Mein Vater ist Bereitschaftsleiter bei der Bergwacht in Garmisch. Er hat mir eigentlich abgeraten, weil ich durch den Profisport natürlich nicht viel Zeit hatte. Aber ich wollte es gerne versuchen. Klar, das erfordert Flexibilität von den Ausbildern und Kameraden. Aber es hat geklappt und ich bin dabei, seit ich 18 bin.

Die Natur ist für mich ein Kraftort, vor ­allem die Berge. Da tanke ich Energie.

Gehen Ihnen die Einsätze auch nahe, wie stark beschäftigt Sie das? Wird man vorsichtiger am Berg, hat mehr Respekt?

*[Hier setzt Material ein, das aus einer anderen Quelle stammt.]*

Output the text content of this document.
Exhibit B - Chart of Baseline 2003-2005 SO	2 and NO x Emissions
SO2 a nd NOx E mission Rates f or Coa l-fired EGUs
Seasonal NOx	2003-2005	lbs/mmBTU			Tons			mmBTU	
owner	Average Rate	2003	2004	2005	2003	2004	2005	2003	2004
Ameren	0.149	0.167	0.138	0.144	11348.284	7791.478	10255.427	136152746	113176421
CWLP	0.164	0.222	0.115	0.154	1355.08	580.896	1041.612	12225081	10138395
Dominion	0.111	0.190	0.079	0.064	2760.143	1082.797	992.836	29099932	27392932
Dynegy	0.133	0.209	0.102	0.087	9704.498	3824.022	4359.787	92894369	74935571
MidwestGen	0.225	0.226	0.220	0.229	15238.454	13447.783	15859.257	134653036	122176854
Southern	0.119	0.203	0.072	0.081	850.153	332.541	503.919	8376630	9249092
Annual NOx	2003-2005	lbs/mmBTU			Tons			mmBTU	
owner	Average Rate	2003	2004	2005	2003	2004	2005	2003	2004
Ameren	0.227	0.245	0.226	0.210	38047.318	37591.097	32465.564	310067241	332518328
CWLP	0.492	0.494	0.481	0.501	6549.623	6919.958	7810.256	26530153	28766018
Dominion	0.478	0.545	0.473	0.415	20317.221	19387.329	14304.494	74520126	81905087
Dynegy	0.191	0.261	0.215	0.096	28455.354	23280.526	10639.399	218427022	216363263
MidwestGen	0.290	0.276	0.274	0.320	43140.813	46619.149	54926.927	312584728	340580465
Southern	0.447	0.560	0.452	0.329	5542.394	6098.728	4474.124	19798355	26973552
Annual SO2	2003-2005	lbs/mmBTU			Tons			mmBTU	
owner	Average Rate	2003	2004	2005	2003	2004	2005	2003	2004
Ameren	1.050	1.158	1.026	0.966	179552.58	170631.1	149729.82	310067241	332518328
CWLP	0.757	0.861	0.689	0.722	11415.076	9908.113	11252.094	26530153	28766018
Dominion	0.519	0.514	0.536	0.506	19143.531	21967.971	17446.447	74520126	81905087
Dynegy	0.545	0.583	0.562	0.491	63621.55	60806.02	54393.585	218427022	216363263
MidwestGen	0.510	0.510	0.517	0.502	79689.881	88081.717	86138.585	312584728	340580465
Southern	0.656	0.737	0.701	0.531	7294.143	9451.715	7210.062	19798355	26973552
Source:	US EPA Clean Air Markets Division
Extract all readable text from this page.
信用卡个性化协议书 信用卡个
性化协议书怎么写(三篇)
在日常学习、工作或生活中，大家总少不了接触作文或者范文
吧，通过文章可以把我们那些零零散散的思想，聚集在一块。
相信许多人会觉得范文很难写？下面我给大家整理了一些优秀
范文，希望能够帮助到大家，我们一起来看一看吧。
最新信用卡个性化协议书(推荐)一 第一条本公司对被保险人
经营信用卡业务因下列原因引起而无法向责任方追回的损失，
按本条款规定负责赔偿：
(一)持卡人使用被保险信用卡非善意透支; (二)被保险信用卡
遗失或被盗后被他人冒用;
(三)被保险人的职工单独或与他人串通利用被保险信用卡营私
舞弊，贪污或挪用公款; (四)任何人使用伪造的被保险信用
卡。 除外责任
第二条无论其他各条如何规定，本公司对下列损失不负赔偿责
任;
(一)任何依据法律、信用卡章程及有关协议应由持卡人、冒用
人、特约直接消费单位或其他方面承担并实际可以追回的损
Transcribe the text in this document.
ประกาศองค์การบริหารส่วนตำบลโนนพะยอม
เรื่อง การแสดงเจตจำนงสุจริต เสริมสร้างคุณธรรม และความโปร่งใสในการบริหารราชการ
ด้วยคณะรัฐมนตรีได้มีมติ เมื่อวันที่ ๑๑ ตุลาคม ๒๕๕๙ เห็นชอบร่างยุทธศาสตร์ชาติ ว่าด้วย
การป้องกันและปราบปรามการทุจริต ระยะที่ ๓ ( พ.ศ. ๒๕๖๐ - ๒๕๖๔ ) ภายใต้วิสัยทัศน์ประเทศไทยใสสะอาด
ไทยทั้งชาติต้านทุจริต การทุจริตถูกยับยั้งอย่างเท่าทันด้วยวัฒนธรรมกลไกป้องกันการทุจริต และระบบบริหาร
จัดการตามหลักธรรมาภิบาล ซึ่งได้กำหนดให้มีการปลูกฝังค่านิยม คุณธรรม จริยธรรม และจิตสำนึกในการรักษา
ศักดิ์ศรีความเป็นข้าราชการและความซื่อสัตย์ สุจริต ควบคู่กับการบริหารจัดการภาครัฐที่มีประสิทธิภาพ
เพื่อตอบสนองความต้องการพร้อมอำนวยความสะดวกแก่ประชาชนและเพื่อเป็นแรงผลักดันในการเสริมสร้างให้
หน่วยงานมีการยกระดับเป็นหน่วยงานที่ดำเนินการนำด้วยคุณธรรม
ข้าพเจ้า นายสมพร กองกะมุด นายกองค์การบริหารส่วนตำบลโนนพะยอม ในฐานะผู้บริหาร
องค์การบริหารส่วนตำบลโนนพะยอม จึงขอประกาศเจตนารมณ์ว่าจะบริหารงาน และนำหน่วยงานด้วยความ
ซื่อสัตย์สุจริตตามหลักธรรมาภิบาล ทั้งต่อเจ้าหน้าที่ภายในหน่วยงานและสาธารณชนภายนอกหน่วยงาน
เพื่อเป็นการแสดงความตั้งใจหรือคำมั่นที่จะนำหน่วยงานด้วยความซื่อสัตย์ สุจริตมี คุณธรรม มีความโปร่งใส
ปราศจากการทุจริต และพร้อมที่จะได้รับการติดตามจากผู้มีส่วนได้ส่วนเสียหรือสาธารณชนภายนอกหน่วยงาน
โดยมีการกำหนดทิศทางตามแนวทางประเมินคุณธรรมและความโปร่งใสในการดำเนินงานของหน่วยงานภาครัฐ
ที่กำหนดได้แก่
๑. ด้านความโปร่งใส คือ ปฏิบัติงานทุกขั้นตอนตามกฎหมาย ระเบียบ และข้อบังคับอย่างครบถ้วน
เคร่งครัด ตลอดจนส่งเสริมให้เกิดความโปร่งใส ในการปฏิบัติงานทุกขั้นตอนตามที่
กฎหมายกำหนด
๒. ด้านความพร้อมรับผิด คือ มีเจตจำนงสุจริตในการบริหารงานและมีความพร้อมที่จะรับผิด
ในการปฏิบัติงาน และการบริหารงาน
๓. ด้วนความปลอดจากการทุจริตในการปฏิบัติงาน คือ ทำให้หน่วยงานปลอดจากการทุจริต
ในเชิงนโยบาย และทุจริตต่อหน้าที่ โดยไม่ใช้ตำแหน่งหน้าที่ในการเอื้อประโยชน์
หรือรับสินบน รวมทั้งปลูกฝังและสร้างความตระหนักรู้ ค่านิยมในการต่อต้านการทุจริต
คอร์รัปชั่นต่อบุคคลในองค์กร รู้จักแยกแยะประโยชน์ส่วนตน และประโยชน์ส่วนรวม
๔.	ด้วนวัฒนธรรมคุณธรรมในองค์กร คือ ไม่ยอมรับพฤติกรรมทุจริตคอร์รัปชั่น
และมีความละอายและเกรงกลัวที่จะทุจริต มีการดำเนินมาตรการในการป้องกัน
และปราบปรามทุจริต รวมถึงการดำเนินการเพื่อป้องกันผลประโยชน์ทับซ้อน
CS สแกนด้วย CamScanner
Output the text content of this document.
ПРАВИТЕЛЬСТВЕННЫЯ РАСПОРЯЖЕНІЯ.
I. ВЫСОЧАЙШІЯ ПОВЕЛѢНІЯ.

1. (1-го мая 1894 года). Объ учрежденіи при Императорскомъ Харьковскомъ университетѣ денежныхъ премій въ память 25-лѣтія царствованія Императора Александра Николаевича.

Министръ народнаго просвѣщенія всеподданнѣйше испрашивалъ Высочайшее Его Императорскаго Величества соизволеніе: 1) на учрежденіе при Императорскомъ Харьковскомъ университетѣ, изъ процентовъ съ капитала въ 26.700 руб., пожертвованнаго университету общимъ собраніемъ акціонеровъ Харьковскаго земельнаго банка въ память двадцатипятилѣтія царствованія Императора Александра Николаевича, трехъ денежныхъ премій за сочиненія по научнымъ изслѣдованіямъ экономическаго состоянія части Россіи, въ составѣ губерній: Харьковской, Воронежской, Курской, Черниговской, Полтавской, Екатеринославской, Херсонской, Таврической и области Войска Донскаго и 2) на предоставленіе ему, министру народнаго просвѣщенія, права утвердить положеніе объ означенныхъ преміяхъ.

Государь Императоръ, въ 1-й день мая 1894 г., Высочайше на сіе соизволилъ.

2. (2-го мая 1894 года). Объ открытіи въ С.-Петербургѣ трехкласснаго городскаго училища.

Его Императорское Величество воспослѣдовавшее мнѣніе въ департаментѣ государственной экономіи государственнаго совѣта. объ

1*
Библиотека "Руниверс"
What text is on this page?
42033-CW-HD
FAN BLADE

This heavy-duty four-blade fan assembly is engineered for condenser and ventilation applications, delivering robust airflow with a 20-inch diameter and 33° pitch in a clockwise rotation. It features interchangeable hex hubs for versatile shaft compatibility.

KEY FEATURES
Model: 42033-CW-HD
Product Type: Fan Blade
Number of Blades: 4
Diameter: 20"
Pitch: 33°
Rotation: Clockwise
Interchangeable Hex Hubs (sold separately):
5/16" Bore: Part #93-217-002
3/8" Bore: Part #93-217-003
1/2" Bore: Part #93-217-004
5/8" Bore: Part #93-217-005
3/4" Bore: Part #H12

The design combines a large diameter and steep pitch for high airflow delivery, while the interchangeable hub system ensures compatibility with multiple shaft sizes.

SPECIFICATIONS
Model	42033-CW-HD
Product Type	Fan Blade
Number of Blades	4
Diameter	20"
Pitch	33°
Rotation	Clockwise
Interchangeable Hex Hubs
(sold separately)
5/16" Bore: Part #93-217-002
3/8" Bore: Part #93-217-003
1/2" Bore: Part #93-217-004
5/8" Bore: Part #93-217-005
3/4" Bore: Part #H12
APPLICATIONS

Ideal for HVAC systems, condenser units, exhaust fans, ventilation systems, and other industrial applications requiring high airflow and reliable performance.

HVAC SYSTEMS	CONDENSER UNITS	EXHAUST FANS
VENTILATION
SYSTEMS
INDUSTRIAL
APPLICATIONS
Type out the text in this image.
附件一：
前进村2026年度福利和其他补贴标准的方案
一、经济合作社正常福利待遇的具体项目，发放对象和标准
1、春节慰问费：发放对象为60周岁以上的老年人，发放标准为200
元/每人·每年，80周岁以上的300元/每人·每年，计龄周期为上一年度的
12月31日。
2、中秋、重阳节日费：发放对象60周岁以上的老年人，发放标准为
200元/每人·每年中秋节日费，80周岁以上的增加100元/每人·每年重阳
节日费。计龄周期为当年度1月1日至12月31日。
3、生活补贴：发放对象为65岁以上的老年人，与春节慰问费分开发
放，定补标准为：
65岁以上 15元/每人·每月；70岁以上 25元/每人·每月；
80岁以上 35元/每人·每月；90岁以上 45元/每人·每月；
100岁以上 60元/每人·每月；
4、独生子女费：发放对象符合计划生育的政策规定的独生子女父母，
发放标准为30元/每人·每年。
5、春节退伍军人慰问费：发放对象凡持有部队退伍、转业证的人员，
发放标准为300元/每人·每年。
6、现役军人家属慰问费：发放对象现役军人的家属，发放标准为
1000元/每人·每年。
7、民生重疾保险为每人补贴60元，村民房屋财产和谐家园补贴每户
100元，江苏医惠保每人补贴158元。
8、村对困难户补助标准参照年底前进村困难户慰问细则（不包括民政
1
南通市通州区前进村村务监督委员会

Ich bin seit vielen Jahren im Bergsport aktiv und war schon immer viel in den Bergen, auch während meiner Zeit als Profisportlerin. Ich habe dort schon Menschen verloren. Das geht mir nahe. Ich frage mich, wie es passieren konnte, was ich daraus lernen kann. Manche verlieren durch solche Erlebnisse die Lust am Klettern und suchen sich andere Hobbys. Aber ich merke: Das ist meine ganz große Leidenschaft, ich versuche, mich weiterzuentwickeln. Ich gehe sicher weniger Risiken ein als vor zehn Jahren. Durch die Bergwacht bin ich eher ­schockiert, wie schlecht vorbereitet viele Menschen in die Berge gehen.

Inwiefern?

Ich mache das wirklich gerne, das ist mein Ehrenamt. Ich helfe Menschen in Not mit meiner Erfahrung und meinem Wissen. Es ist ein großes Geschenk, dass ich das tun darf. Aber ich finde es schade, wenn die Leute einfach losgehen, ohne Zeitplan und Ortskenntnis. Es kann jedem immer etwas passieren – aber wenn ich einkalkuliere, dass die Bergwacht mich schon retten wird, dann ist ganz viel schiefgelaufen.

Was raten Sie?

Touren gut vorbereiten und Sicherheits­reserven einplanen, das ist essenziell am Berg. Es hat dort einfach andere Konsequenzen – wenn ich in der Stadt nicht mehr kann, fahre ich mit der U-Bahn zurück. Aber in den Bergen geht das nun einmal nicht.